Niedziela, 29 września 2024

imieniny: Michała, Michaliny, Gabriela

RSS

Biskup wymierzył karę niepokornemu kapłanowi

16.01.2017 11:18 | 17 komentarzy | kb

Do Paragwaju wyjechał po raz pierwszy sześć lat temu. Wówczas zderzył się z niewyobrażalną biedą. Światem, w którym człowiek pozostawiony jest na pastwę losu. To spotkanie z Ameryką Południową na zawsze odmieniło ks. Wojciecha Grzesiaka. Postanowił pomagać i do tej pomocy angażować innych. Kto wówczas, sześć lat temu mógł przewidzieć, że ks. Wojciech popadnie z tego powodu w niełaskę u biskupa, a ten zdecyduje o zawieszeniu go w wykonywaniu czynności kapłańskich. 

Biskup wymierzył karę niepokornemu kapłanowi
Wiesz coś więcej na ten temat? Napisz do nas

W dniu 13 stycznia ks. Wojciech Grzesiak, dotychczasowy kapelan W Wojewódzkim Szpitalu Specjalistycznym nr 2 otrzymał pismo od abp. Wiktora Skworca zabraniające mu wykonywania wszystkich czynności kapłańskich. Stało się to na mocy przepisu Prawa kanonicznego, który brzmi: „Kto okazuje nieposłuszeństwo Stolicy Apostolskiej, ordynariuszowi lub przełożonemu, którzy zgodnie z prawem coś nakazują lub czegoś zakazują, i po upomnieniu trwa w nieposłuszeństwie”. Ksiądz Grzesiak przyznaje, że Kuria ma rację, ponieważ nie zastosował się do zaleceń, które wcześniej otrzymał. Nie przestał być prezesem Stowarzyszenia Śląska Misja Medyczna. Nie zrezygnował z działalności na rzecz Paragwaju i przywozu chorej dziewczynki do Polski na leczenie.
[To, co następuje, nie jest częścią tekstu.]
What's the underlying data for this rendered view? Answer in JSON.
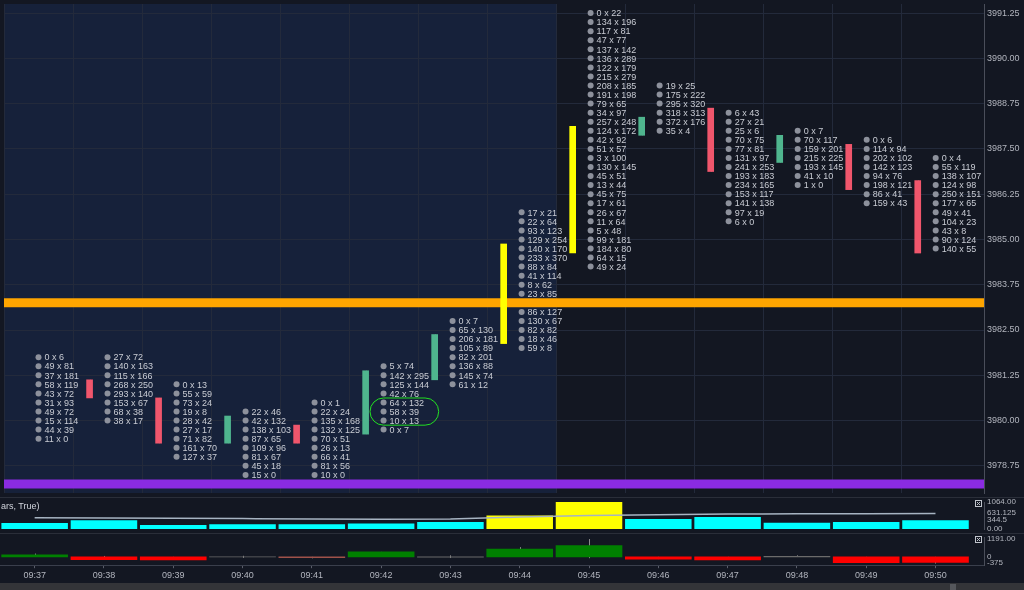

Nie zrezygnował z pracy na etacie sanitariusza w jastrzębskim szpitalu. Nie odwołał „wszelkich fałszywych informacji”, co zarzucił mu biskup. Cokolwiek miałoby to oznaczać.

- Stowarzyszenie Śląska Misja Medyczna „To-Misja” zostało założone wraz z wolontariuszami Misji Paragwaj w celu zawarcia współpracy z Ministerstwem Spraw Zagranicznych i udziału w programie wolontariat Polska Pomoc, a w efekcie w celu jeszcze większej pomocy dla naszych pacjentów z Paragwaju. Członkami Stowarzyszenia są również ludzie, którym leży na sercu działalność w naszym mieście chociażby w sprawie bycia dawcą szpiku. Stowarzyszenie w roku 2016 otrzymało statuetkę Lider Śląskiej Medycyny w działalności charytatywnej, co powinno cieszyć również biskupa. Moja prezesura polega na tym, że piszę i rozliczam programy w ramach działań z Departamentem Współpracy Rozwojowej MSZ – wspomina początki swojej działalności ks. Wojciech.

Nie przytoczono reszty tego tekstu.